Brittany Nelson: The Year I Make Contact at Morgan Lehman

Collector Daily / Jan 26, 2016 / by Loring Knoblauch / Go to Original

Brittany Nelson: The Year I Make Contact at Morgan Lehman

JTF (just the facts): A total of 25 black and white photographs, both framed in white and unmatted and mounted unframed, and hung against white walls in the main gallery space. 4 of the works are chromogenic prints face mounted to plexi, and made in 2015 and 2016. These prints are sized 40×40 (in editions of 5) or 72 x72 (in editions of 3). The remaining 21 works are unique tintype photographs on powder coated formed aluminum, and made in 2016. 17 of these prints are sized 5×4 and then variously deep from 1 to 2 1/2 inches; the other 4 prints are sized 24×20, and are either 4 1/2 or 5 1/2 inches deep. (Installation shots below.)

Comments/Context: Experimentation with antique and alternative photographic processes has always been a rich part of the history of photography, but in the past decade or so, with the rise of the machined perfection of the digital age, a contrarian interest in reviving these hand-crafted approaches has blossomed. Rather than simply emulating the images originally made with these processes, the best of contemporary works in this genre have extended these arcane and forgotten chemistries in unexpected new directions, creating anachronistic combinations of subject matter, styling, and technical details.

Most of the works on display in Brittany Nelson’s new show are tintypes, but not the low cost, easily shared portrait vehicle of the 19th century we might be expecting. Nelson’s works are filled with hovering two and three dimensional white rectangles, sleek computer generated forms drawn from Photoshop screen captures. The clean lines of these geometries float and twist in the dissolving shadowy darkness, further interrupted by the chance washes and the tonal degradations (toward sepia and dark brown) of the process. Many of the works are intimate single blocks that drift in and out of the glowing light, while other larger works capture multiple rendered shapes in various sizes that tumble and fly through the void. And if the conceptual contrast of old process/new content wasn’t enough, Nelson has mounted these tintypes on triangular bases that sculpturally jut outward from the wall, skewing the primary viewing angle. Seen as a series of works hung together, the muted, ghostly images shift and turn in sequence, like they are emerging from fog, their object quality and physical presence becoming important parts of how we address them.

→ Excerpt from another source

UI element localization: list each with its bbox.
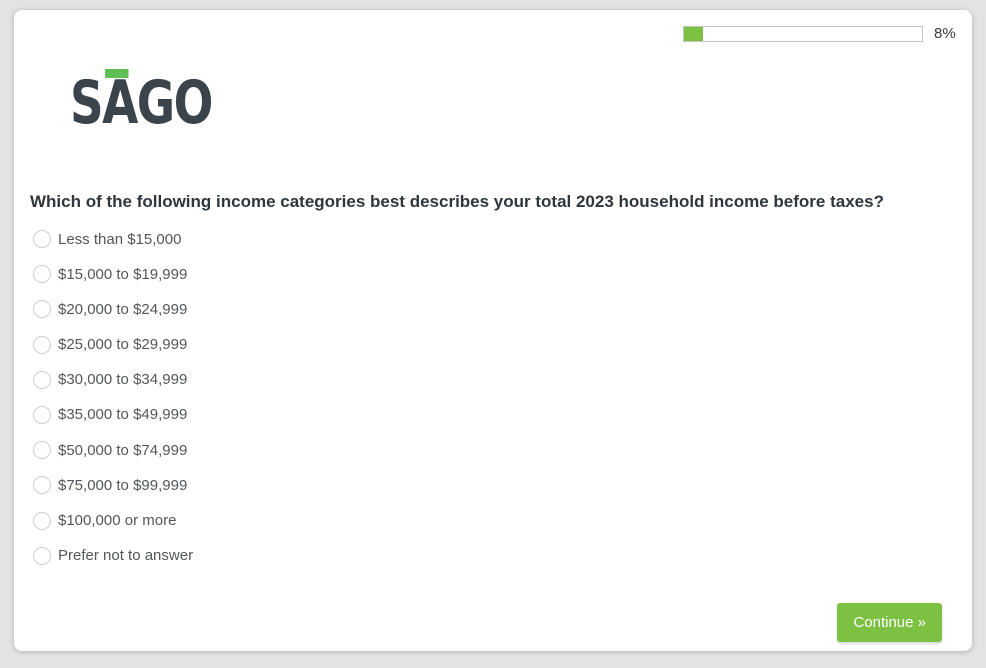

Other works in the show unpack the mordançage process, turning enlargements of loosened emulsions distorted by various steps of chemical rising, bleaching, washing, and redevelopment into enveloping, wall-dominating abstractions. The all-over blackness in each of these nuanced images becomes a study in force and texture. In one work, melting lines look like fissures and crackles, the bubbled spots a distant visual echo of the cratered surface of the moon. In another, the chemicals finger out like frost on a window pane, and pool in swirling masses like frozen lakes with foamed edges. And in the largest work (imposing in its monumental massiveness), we are drawn into degradations look like black ice, with waves and swirls undulating across the surface, and tiny cracks, lines, and spots like pinpricks of light decorating the darkness. These are chemical abstractions that are both crisply scientific and infused with a Minor White-style mysticism, where chemistry creates engaging beauty that extrapolates toward the universal.

Reanimating obsolete photographic processes runs the very real risk of self-important preciousness, where conscious celebration of the antique takes on a Ye Olde Photography Shoppe kind of backward looking dullness. But Nelson’s works feel freshly contemporary – her dissections of these processes extend them to riskier locales, where their strengths can be applied to new visual problems. Her deliberate mixing of old and new technologies gives these works their dissonance, and that frame-breaking tension prevents the pictures from falling into overly easy process-for-process’s-sake resolution.

Collector’s POV: The works in this show are priced as follows. The chromogenic prints are either $7500 or $15000, based on size. The tintypes are either $1800 or $10000, again based on size. Nelson’s work has little secondary market history, so gallery retail remains the best option for those collectors interested in following up.